Procurador e coordenador-geral da Operação Lava Jato, Deltan Dallagnol, se manifestou a respeito do combate ininterrupto à corrupção no Brasil.

 

Um dos mais destacados e respeitados procuradores da República e coordenador-geral da força-tarefa de investigação da Operação Lava Jato, sediada em Curitiba, Deltan Dallagnol, se pronunciou enfaticamente, a respeito de um dos temas mais complexos e espinhosos que perduram na realidade brasileira, os crimes relacionados à Corrupção no país.

 

Vale ressaltar que Dallagnol, como membro do Ministério Público Federal no estado do Paraná, coordena a maior operação anticorrupção já realizada em toda a história contemporânea brasileira, além de já ser reconhecida como uma das maiores já desencadeadas em todo o mundo.

 

Vale ressaltar que a Operação Lava Jato é comandada em primeira instância pelo juiz federal Sérgio Moro, a partir da décima terceira Vara Criminal da Justiça Federal paranaense, localizada na capital do estado, Curitiba.

 

Combate ao crime

Recentemente, o coordenador-geral e membro do Ministério Público Federal, procurador Deltan Dallagnol, afirmou contundentemente em sua rede social do Twitter que para o Brasil torna-se extremamente necessário que haja uma Justiça que seja, de fato, imparcial e que de modo eficiente e independente, possa combater o crime ao não cultivar a impunidade no país.

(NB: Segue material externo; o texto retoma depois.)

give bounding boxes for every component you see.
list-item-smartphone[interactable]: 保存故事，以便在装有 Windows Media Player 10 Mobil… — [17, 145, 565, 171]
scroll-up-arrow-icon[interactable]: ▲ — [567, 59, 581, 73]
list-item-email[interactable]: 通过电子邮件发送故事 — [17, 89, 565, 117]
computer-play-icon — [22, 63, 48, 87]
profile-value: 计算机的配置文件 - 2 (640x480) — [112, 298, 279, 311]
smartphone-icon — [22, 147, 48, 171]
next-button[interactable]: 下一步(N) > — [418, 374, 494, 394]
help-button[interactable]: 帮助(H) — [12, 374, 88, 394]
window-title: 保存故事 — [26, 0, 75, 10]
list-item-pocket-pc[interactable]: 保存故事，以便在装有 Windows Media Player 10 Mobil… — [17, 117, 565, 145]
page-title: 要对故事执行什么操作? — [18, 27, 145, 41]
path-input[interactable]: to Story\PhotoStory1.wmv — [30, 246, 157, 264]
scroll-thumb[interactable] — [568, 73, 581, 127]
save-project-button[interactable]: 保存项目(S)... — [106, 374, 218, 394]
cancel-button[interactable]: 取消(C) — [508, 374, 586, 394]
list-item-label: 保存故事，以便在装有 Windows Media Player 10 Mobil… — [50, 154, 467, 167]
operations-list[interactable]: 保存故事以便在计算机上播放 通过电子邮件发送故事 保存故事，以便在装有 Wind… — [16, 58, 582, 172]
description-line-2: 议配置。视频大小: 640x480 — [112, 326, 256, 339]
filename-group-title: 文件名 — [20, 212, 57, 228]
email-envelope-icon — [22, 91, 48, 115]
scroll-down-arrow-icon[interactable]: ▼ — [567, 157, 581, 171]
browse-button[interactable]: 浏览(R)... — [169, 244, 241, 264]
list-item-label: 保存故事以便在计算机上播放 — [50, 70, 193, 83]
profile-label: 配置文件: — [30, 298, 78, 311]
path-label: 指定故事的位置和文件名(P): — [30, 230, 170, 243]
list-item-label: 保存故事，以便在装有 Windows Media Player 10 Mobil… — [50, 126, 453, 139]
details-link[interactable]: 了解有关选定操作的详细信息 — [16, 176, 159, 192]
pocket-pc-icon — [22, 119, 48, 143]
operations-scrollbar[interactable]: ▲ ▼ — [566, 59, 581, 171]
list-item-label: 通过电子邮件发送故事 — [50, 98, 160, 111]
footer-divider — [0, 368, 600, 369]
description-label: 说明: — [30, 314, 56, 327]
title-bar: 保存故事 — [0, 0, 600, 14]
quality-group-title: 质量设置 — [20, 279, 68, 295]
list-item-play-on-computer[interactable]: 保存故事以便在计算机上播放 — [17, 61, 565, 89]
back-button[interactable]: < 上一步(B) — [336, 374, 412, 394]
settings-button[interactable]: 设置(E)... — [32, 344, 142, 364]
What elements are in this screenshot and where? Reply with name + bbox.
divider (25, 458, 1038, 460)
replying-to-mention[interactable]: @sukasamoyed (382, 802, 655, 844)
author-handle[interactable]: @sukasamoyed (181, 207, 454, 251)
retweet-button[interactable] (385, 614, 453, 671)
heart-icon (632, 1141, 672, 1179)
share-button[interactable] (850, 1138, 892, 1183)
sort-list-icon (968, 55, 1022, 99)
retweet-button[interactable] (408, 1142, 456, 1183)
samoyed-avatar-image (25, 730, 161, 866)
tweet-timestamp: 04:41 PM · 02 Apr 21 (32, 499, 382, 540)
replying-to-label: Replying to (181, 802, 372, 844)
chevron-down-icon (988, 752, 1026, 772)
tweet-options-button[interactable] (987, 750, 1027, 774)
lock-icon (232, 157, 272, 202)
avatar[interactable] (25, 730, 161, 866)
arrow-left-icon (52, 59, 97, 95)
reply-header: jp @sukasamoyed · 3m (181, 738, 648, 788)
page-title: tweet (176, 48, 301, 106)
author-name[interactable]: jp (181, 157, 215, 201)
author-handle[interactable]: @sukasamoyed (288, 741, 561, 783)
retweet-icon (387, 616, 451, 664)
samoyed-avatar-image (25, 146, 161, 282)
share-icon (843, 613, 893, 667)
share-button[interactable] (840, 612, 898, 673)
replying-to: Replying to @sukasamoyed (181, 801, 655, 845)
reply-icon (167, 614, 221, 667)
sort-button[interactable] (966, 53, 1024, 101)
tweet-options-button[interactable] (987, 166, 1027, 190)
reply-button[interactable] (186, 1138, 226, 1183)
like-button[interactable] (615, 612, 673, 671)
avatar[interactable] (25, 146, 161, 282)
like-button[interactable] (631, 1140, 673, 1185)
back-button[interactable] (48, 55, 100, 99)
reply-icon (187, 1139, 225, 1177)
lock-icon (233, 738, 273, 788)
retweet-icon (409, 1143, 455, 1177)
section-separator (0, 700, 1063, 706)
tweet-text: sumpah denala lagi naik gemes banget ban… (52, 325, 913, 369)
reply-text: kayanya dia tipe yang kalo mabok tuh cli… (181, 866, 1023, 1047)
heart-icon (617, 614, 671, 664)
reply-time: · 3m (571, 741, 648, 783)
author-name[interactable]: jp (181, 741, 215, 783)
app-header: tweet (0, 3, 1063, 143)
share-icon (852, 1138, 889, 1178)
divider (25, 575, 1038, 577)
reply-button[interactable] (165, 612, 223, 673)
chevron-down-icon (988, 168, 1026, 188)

Dois fatores preponderantes, segundo o procurador Deltan Dallagnol, são que o Brasil tenha o fim do foro privilegiado, além da possibilidade da execução de prisão, após julgamento e esgotamento de recursos em Tribunais de segunda instância. Deltan foi ainda mais longe, ao considerar que esses dois fatores supracitados, permitiram que a Operação Lava Jato estivesse apta a atingir a todos, de modo igual e efetivo.

Dallagnol fez ainda uma crítica dirigida a um dos ministros do Supremo Tribunal Federal (STF), José Antônio Dias Toffolli.

 

De acordo com o coordenador-geral da Lava Jato, o foro privilegiado já teria sido muito restringido, se o ministro Toffolli não tivesse um pedido de vista, durante votação em Plenário da Suprema Corte. Vale lembrar que durante aquela votação, o placar acabou ficando suspenso, cujos votos se encontravam em 7 a 1 favoravelmente pela restrição do foro privilegiado.

 

Há cerca de alguns dias, o juiz Sérgio Moro também foi enfático ao defender a Operação Lava Jato, durante palestra realizada em Nova York, nos Estados Unidos. O magistrado paranaense afirmou que embora a Operação Lava Jato ainda corra sérios riscos, a população brasileira e a sociedade civil organizada não permitirão que venham a ocorrer retrocessos. Em uma de suas frases ditas durante o evento, Sérgio Moro disse que o povo não estaria insatisfeito com a democracia, mas sim insatisfeito com os problemas da democracia.